Chinese kindergarten teacher Gao Chengnu was sent to a Chinese labor camp and tortured. She committed no crime — she was targeted because she practiced Falun Gong.
Her Korean husband, lawmakers, and South Korean citizens appealed for her release. This short film, under 6 minutes in length by filmmaker Jarrod Hall, lets her tell her story in her own words.
The film starts with an introduction:
In 2003, Chinese kindergarten teacher Gao Chengnu married her Korean sweetheart, Byungho Kwak.12 months later, she was sent to a Chinese labor camp and tortured for her practice of Falun Gong, a Chinese spiritual movement.24 Korean lawmakers and 240,000 South Korean citizens appealed to the Chinese regime for her release.
Photographs of Ghengdu appear as she tells the audience she is now living in Korea with her husband and daughter. She explains that Falun Gong is a form of qigong that teaches people to be truthful, be compassionate, and be tolerant in every situation.
Gao Chengnu:
“It’s cultivation of the Buddha; it teaches people to cope with all the suffering of life.”
She shares how she used to have congenital heart disease (as did her mother), but her disease completely vanished after she started practicing Falun Gong. It has now been 12 years since she started the practice. (Today it would be even longer, as this film was made 7 years ago). She talks about her body feeling light and mind feeling pure from the practice.
Gao Chengnu married her Korean husband in China in 2003, and applied for a passport for Korea. This process normally would take one month to be approved, yet the passport office refused her, saying she was on a blacklist due to being a Falun Gong practitioner. It was on account of her holding a banner at Tiananmen Square in protest that read “Falun Dafa is Good” that she was not able to go to Korea to be with her husband.
The day Chengnu was arrested, two policemen came to tell her she had been sentenced to 3 years of prison. She was shocked, as she had not committed any crime and was a kindergarten teacher. They asked her if she practiced Falun Gong, to which she replied yes, so she was arrested and sent to hard labor without any criminal evidence.

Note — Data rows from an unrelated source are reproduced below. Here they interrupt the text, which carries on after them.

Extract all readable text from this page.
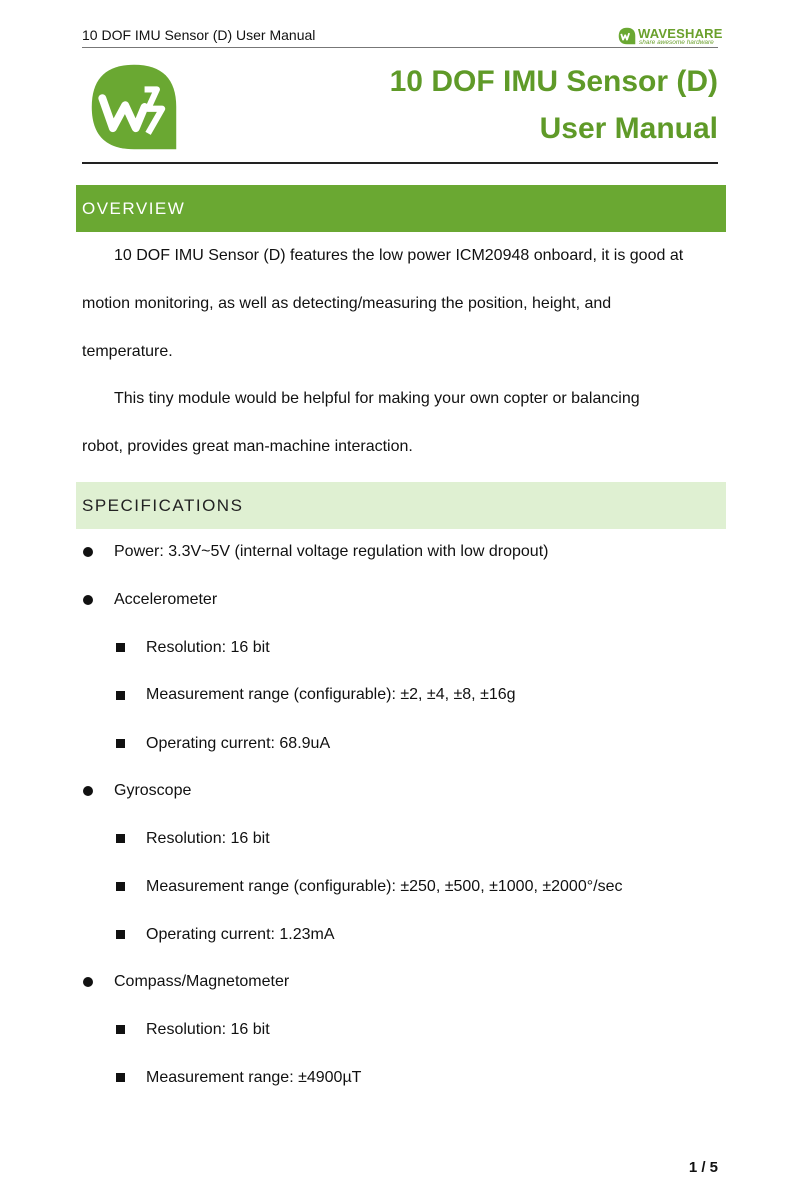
10 DOF IMU Sensor (D) User Manual	WAVESHARE
share awesome hardware
10 DOF IMU Sensor (D)
User Manual
OVERVIEW
10 DOF IMU Sensor (D) features the low power ICM20948 onboard, it is good at
motion monitoring, as well as detecting/measuring the position, height, and
temperature.
This tiny module would be helpful for making your own copter or balancing
robot, provides great man-machine interaction.
SPECIFICATIONS
Power: 3.3V~5V (internal voltage regulation with low dropout)
Accelerometer
Resolution: 16 bit
Measurement range (configurable): ±2, ±4, ±8, ±16g
Operating current: 68.9uA
Gyroscope
Resolution: 16 bit
Measurement range (configurable): ±250, ±500, ±1000, ±2000°/sec
Operating current: 1.23mA
Compass/Magnetometer
Resolution: 16 bit
Measurement range: ±4900µT
1 / 5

Not long after arriving at the labor camp, Chengnu had a dream. She dreamed she was on the phone to her husband in Korea and he was crying, and she was crying on the phone to him as well. In her second dream, she dreamed her husband bit his finger and wrote her a letter with his blood, saying: “I won’t abandon you and I will do anything to get you back.”
In the labor camp, the guards didn’t allow Chengnu to do the Falun Dafa exercises, but she persisted. And she was beaten until she was unconscious. Then she was handcuffed to a bed with no base so she could not sit or stand, which was incredibly painful. She was confused as to why she was being treated like a criminal.
Chengnu went on hunger strike and was force-fed with a pipe from her nose to her stomach — a process that could easily go wrong and result in death. The pain was immense and Chengnu thought she was dying; she was sure the guards wanted her to die.
Later, when Chengnu came to Korea to be with her husband, who was also a Falun Gong practitioner, she was so touched to learn that 240,000 South Korean citizens appealed to the Chinese regime for her release and tried so many different things, including writing letters to the prison guards.
Her life in Korea with her husband is different to other 32-year-olds as they don’t spend time going to the cinema or heading out dancing. She is incredibly grateful that she made it out alive from the labor camp and can practice Falun Gong freely in South Korea. So they dedicate their lives to trying to expose the crime of the persecution of Falun Gong in China that not everyone is lucky enough to come out alive from. They do this in the hope they might be able to help others.